The Mt Gibraltar pluton is a small (~2200 m by ~800 m), syenitic laccolith that was emplaced within the Sydney Basin during the Early Jurassic (~182 Ma) as a direct result of the break-up of Gondwana.

The Mt Gibraltar magma intruded into the base of the Hawkesbury Sandstone causing the overlying Triassic strata to arch upwards. Eventually, continued magma influx caused these strata to undergo brittle fracture, resulting in a near-vertical fault on Mt Gibraltar’s eastern side directly above the pluton feeder channel. Zirconium concentrations indicate this magma was between 865-905ºC at the time of emplacement and estimates of cover thickness suggest a pressure of ~40 MPa. The Mt Gibraltar melt did not breach the surface, but became trapped within the sedimentary layers and formed a relatively uniform, fine-grained microsyenite composed of anorthoclase and albite feldspar, augite-aegirineaugite-aegirine, and rare arfvedsonite. Although initially volatile undersaturated, the Mt Gibraltar melt attained saturation through fractional crystallization, creating a separate volatile fluid phase that crystallized as pegmatites along contraction fractures after the microsyenite was solidified.

Three separate fluid phases can be attributed to pegmatite development at Mt Gibraltar.
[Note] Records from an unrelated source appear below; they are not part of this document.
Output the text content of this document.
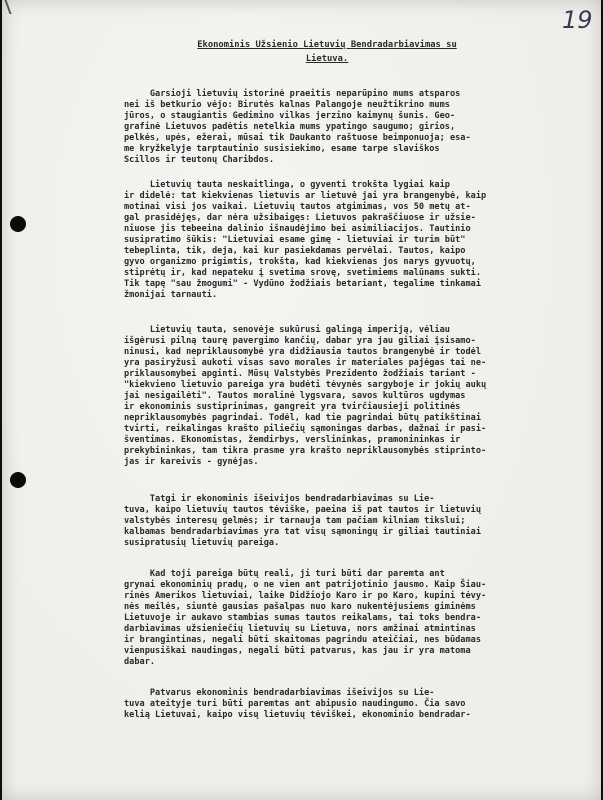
19
Ekonominis Užsienio Lietuvių Bendradarbiavimas su
Lietuva.
Garsioji lietuvių istorinė praeitis neparūpino mums atsparos
nei iš betkurio vėjo: Birutės kalnas Palangoje neužtikrino mums
jūros, o staugiantis Gedimino vilkas jerzino kaimynų šunis. Geo-
grafinė Lietuvos padėtis netelkia mums ypatingo saugumo; girios,
pelkės, upės, ežerai, mūsai tik Daukanto raštuose beimponuoja; esa-
me kryžkelyje tarptautinio susisiekimo, esame tarpe slaviškos
Scillos ir teutonų Charibdos.
Lietuvių tauta neskaitlinga, o gyventi trokšta lygiai kaip
ir didelė: tat kiekvienas lietuvis ar lietuvė jai yra brangenybė, kaip
motinai visi jos vaikai. Lietuvių tautos atgimimas, vos 50 metų at-
gal prasidėjęs, dar nėra užsibaigęs: Lietuvos pakraščiuose ir užsie-
niuose jis tebeeina dalinio išnaudėjimo bei asimiliacijos. Tautinio
susipratimo šūkis: "Lietuviai esame gimę - lietuviai ir turim būt"
tebeplinta, tik, deja, kai kur pasiekdamas pervėlai. Tautos, kaipo
gyvo organizmo prigimtis, trokšta, kad kiekvienas jos narys gyvuotų,
stiprėtų ir, kad nepateku į svetima srovę, svetimiems malūnams sukti.
Tik tapę "sau žmogumi" - Vydūno žodžiais betariant, tegalime tinkamai
žmonijai tarnauti.
Lietuvių tauta, senovėje sukūrusi galingą imperiją, vėliau
išgėrusi pilną taurę pavergimo kančių, dabar yra jau giliai įsisamo-
ninusi, kad nepriklausomybė yra didžiausia tautos brangenybė ir todėl
yra pasiryžusi aukoti visas savo morales ir materiales pajėgas tai ne-
priklausomybei apginti. Mūsų Valstybės Prezidento žodžiais tariant -
"kiekvieno lietuvio pareiga yra budėti tėvynės sargyboje ir jokių aukų
jai nesigailėti". Tautos moralinė lygsvara, savos kultūros ugdymas
ir ekonominis sustiprinimas, gangreit yra tvirčiausieji politinės
nepriklausomybės pagrindai. Todėl, kad tie pagrindai būtų patikštinai
tvirti, reikalingas krašto piliečių sąmoningas darbas, dažnai ir pasi-
šventimas. Ekonomistas, žemdirbys, verslininkas, pramonininkas ir
prekybininkas, tam tikra prasme yra krašto nepriklausomybės stiprinto-
jas ir kareivis - gynėjas.
Tatgi ir ekonominis išeivijos bendradarbiavimas su Lie-
tuva, kaipo lietuvių tautos tėviške, paeina iš pat tautos ir lietuvių
valstybės interesų gelmės; ir tarnauja tam pačiam kilniam tikslui;
kalbamas bendradarbiavimas yra tat visų sąmoningų ir giliai tautiniai
susipratusių lietuvių pareiga.
Kad toji pareiga būtų reali, ji turi būti dar paremta ant
grynai ekonominių pradų, o ne vien ant patrijotinio jausmo. Kaip Šiau-
rinės Amerikos lietuviai, laike Didžiojo Karo ir po Karo, kupini tėvy-
nės meilės, siuntė gausias pašalpas nuo karo nukentėjusiems giminėms
Lietuvoje ir aukavo stambias sumas tautos reikalams, tai toks bendra-
darbiavimas užsieniečių lietuvių su Lietuva, nors amžinai atmintinas
ir brangintinas, negali būti skaitomas pagrindu ateičiai, nes būdamas
vienpusiškai naudingas, negali būti patvarus, kas jau ir yra matoma
dabar.
Patvarus ekonominis bendradarbiavimas išeivijos su Lie-
tuva ateityje turi būti paremtas ant abipusio naudingumo. Čia savo
kelią Lietuvai, kaipo visų lietuvių tėviškei, ekonominio bendradar-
The first of these produced the primary mineralization of anorthoclase, augite-aegirineaugite-aegirine, zircon, and arfvedsonite-riebeckite. The second caused the alteration of primary minerals, and deposited chalcedony, quartz, stilpnomelane, fluorite, and calcite within interspaces and cavities that remained after the primary mineralization. Finally, the last fluid phase moved within, and around pegmatite veins depositing secondary calcite within pegmatite cavities and wallrock vesicles, and hydrothermally replacing pyroxene within the wallrock with iron oxides. Stable isotopic values (d18O and d13C) for calcite from Mt Gibraltar indicate that the first two phases of fluid movement were entirely magmatic, but the last was influenced by the introduction of external waters (likely to have a meteoric, connate, or groundwater source). These isotopic data suggest that the fluid temperature during the last two phases were between 195-207ºC and 118-128ºC respectively.